The Trajectory of Zimbabwean Marange Diamond Revenue Remittances from 2006 to 2013

Tawanda Manenji

Abstract

This study attempts to analyze Marange diamond revenue remittances in Zimbabwe from 2006 to 2013. The case of Mbada Diamond Company was used. The information gathered would either validate or nullify the belief that diamond revenues have not been fully attained to date. The Public Choice Theory propounded by Buchanan will help in explaining why such results have been attained in diamond revenue remittance. This paper was compiled after reviewing some government publications, National Budgets, journal articles as well as employing questionnaires and unstructured interviews.
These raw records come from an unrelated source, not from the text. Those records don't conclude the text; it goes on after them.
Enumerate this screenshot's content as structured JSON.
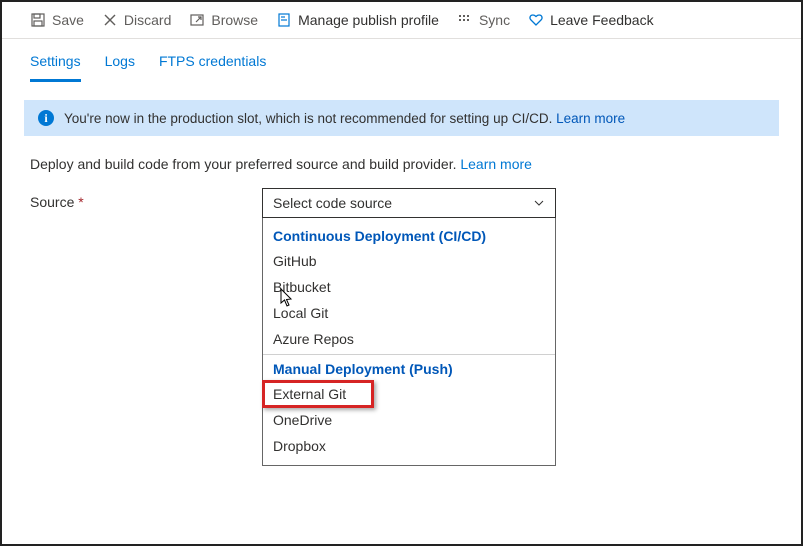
{
  "toolbar": {
    "save": "Save",
    "discard": "Discard",
    "browse": "Browse",
    "manage_profile": "Manage publish profile",
    "sync": "Sync",
    "feedback": "Leave Feedback"
  },
  "tabs": {
    "settings": "Settings",
    "logs": "Logs",
    "ftps": "FTPS credentials"
  },
  "info": {
    "text": "You're now in the production slot, which is not recommended for setting up CI/CD.",
    "learn_more": "Learn more"
  },
  "description": {
    "text": "Deploy and build code from your preferred source and build provider.",
    "learn_more": "Learn more"
  },
  "form": {
    "source_label": "Source",
    "source_placeholder": "Select code source"
  },
  "dropdown": {
    "group1": {
      "header": "Continuous Deployment (CI/CD)",
      "options": [
        "GitHub",
        "Bitbucket",
        "Local Git",
        "Azure Repos"
      ]
    },
    "group2": {
      "header": "Manual Deployment (Push)",
      "options": [
        "External Git",
        "OneDrive",
        "Dropbox"
      ]
    }
  }
}
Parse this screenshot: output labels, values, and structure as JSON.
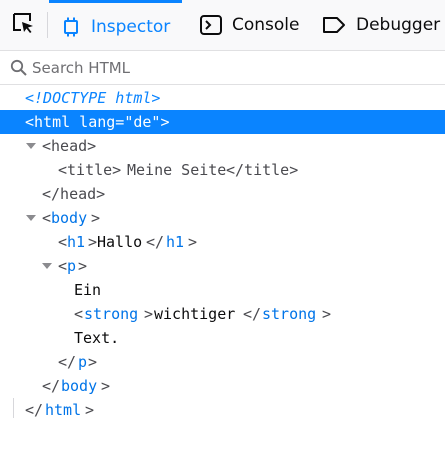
{
  "toolbar": {
    "tabs": [
      {
        "label": "Inspector",
        "icon": "inspector-icon",
        "active": true
      },
      {
        "label": "Console",
        "icon": "console-icon",
        "active": false
      },
      {
        "label": "Debugger",
        "icon": "debugger-icon",
        "active": false
      }
    ],
    "picker_icon": "element-picker-icon"
  },
  "search": {
    "placeholder": "Search HTML",
    "value": ""
  },
  "markup": {
    "doctype": "<!DOCTYPE html>",
    "html_open": "<html lang=\"de\">",
    "head_open": "<head>",
    "title_open": "<title>",
    "title_text": "Meine Seite",
    "title_close": "</title>",
    "head_close": "</head>",
    "body_open_lt": "<",
    "body_name": "body",
    "body_open_gt": ">",
    "h1_lt": "<",
    "h1_name": "h1",
    "h1_gt": ">",
    "h1_text": "Hallo",
    "h1_close_lt": "</",
    "h1_close_name": "h1",
    "h1_close_gt": ">",
    "p_lt": "<",
    "p_name": "p",
    "p_gt": ">",
    "p_text1": "Ein",
    "strong_lt": "<",
    "strong_name": "strong",
    "strong_gt": ">",
    "strong_text": "wichtiger",
    "strong_close_lt": "</",
    "strong_close_name": "strong",
    "strong_close_gt": ">",
    "p_text2": "Text.",
    "p_close_lt": "</",
    "p_close_name": "p",
    "p_close_gt": ">",
    "body_close_lt": "</",
    "body_close_name": "body",
    "body_close_gt": ">",
    "html_close_lt": "</",
    "html_close_name": "html",
    "html_close_gt": ">"
  },
  "colors": {
    "accent": "#0a84ff",
    "selection": "#0a84ff",
    "tag_name": "#0074e8"
  }
}
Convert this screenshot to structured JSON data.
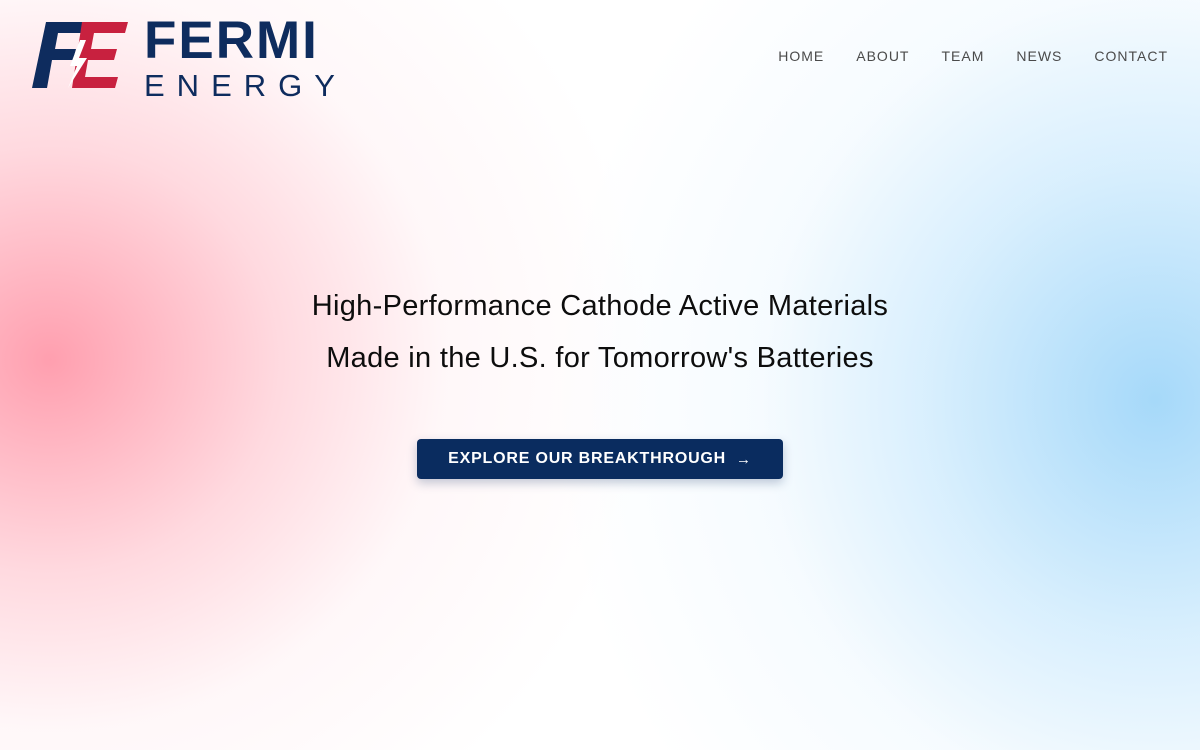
{
  "brand": {
    "line1": "FERMI",
    "line2": "ENERGY",
    "mark_letters": "FE",
    "colors": {
      "navy": "#0e2c5e",
      "crimson": "#c8213f",
      "button": "#0a2c5f"
    }
  },
  "nav": {
    "items": [
      {
        "label": "HOME"
      },
      {
        "label": "ABOUT"
      },
      {
        "label": "TEAM"
      },
      {
        "label": "NEWS"
      },
      {
        "label": "CONTACT"
      }
    ]
  },
  "hero": {
    "line1": "High-Performance Cathode Active Materials",
    "line2": "Made in the U.S. for Tomorrow's Batteries"
  },
  "cta": {
    "label": "EXPLORE OUR BREAKTHROUGH",
    "icon": "arrow-right-icon"
  }
}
The research found that diamond revenue remitting in Zimbabwe particularly Marange fields were still lagging behind the expectations since the start of mining in 2006. Of the expected billions of diamond revenues only about US$971 million to US$1.6 billion is believed to have trickled into the Consolidated Revenue Fund (CRF) since 2006. The Marange diamond revenue remittances have proved to be trailing their expectations since the first formal sale was conducted in 2010. This was due to a plethora of challenges which includes weak legislative frameworks, corruption, informal diamond trading, technological incompetence as well as the imposition of economic sanctions to the Zimbabwean economy. The study makes some recommendations as to how the diamond revenues could be fully attained and such remedies among others include internal capacity building, passing of a diamond bill, nationalization of mining companies, introduction of a local mineral beneficiation scheme, multi-collaboration of various ministries in diamond revenue collection and subsidizing the mining of diamond to increase productivity. Zimbabwe’s diamond revenues if managed properly, would reduce government external debt, promotes economic development and improves service delivery in the public sector.